As gene expression at Hox loci is controlled through epigenetic modifications that maintain open or closed chromatin domains, the authors wondered if the coordinated expression of Hox ncRNAs might also depend on the chromatin state. By using chromatin immunoprecipitation followed by Hox DNA microarray analysis (ChIP–chip), the authors found that both Hox genes and ncRNAs are expressed when their chromatin domain is occupied by RNA polymerase II, and silenced when it is occupied by a component of the Polycomb repressive complex 2 (PRC2) and trimethylated histone H3 lysine 27 (H3K27me3). Remarkably, this pattern of expression and chromatin configuration changed in cells from a different anatomical position, and the boundary of the different chromatin domains that were defined by ChIP–chip corresponded precisely to the one identified by transcriptional profiling.

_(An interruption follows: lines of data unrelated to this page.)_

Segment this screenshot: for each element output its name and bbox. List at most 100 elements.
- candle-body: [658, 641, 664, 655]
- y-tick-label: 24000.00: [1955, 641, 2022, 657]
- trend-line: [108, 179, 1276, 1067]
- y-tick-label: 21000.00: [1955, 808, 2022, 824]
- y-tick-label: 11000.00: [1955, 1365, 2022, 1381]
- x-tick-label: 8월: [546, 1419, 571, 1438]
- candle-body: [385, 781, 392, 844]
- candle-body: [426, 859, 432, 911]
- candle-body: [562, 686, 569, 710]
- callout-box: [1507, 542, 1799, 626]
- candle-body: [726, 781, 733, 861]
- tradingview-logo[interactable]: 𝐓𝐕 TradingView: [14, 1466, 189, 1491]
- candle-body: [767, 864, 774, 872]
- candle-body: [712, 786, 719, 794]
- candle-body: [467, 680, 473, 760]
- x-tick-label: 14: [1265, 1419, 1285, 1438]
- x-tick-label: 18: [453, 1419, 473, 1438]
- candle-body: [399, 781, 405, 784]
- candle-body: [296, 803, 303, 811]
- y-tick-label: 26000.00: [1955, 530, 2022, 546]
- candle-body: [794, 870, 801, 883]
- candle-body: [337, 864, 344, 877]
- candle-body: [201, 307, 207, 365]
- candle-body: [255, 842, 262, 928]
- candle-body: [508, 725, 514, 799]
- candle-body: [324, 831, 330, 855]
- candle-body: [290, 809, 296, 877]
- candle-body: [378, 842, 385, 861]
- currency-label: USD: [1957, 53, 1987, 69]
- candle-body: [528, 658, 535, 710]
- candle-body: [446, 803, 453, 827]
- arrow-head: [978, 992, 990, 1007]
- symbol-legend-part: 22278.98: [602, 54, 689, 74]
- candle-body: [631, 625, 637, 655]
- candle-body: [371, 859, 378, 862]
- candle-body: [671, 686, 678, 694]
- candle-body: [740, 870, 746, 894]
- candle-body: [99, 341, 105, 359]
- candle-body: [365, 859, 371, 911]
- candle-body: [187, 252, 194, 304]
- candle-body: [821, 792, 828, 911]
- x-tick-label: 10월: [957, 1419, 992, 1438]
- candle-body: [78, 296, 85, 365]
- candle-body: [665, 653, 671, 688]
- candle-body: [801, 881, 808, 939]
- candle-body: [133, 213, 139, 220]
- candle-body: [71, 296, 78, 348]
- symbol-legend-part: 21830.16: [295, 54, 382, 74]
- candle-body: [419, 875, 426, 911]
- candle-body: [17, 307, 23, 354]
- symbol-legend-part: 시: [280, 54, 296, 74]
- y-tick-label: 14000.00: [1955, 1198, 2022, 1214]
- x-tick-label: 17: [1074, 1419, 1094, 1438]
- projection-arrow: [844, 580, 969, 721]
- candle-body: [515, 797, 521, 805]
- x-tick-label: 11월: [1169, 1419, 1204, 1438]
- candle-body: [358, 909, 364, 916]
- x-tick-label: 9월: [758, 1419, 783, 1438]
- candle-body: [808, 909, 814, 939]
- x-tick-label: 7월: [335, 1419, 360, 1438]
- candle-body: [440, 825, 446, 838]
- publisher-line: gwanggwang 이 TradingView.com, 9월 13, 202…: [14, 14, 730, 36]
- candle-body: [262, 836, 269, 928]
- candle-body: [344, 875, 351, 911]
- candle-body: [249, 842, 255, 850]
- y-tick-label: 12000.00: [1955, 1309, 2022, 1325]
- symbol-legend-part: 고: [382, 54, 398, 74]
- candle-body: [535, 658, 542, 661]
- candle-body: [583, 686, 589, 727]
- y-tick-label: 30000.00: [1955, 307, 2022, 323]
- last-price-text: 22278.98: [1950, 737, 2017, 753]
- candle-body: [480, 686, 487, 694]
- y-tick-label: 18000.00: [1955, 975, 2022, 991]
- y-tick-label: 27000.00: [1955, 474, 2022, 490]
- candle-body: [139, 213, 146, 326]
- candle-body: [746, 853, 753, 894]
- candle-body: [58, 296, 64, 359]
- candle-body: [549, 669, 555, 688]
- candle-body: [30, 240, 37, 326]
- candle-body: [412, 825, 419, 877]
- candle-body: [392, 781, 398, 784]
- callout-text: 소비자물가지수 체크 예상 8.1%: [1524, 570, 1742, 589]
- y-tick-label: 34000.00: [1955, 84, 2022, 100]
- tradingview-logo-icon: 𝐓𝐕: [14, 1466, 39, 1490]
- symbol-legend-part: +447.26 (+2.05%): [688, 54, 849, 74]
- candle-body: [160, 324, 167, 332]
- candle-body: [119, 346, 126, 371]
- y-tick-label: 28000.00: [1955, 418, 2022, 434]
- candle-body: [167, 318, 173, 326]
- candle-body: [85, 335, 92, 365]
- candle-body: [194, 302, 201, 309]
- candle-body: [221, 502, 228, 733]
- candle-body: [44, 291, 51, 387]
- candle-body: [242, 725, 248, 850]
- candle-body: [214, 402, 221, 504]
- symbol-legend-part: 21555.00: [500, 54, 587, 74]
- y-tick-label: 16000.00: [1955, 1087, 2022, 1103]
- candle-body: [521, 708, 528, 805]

But does Hox ncRNA expression have an active role in establishing such chromatin configurations? The authors identified the 2,158-nucleotide-long HOTAIR (HOX antisense intergenic RNA) ncRNA that lies on chromosome 12, at the boundary of two chromatin regions that show opposite configurations. Transcriptional profiling of the Hox loci, following HOTAIR inactivation by small interfering RNAs (siRNAs), showed that HOTAIR is necessary to maintain the silencing of a 40-kb region on chromosome 2 that contains the HOXD locus. Further experiments showed that HOXD silencing is mediated by HOTAIR binding to PRC2, which promotes H3K27 trimethylation, suggesting that ncRNAs might guide histone methyltransferases, which lack DNA-binding activity, to specific loci.

These findings provide new insights into Hox gene regulation and reveal a new mechanism whereby ncRNAs determine silencing of distant chromosome regions, which might have important implications for both development and disease.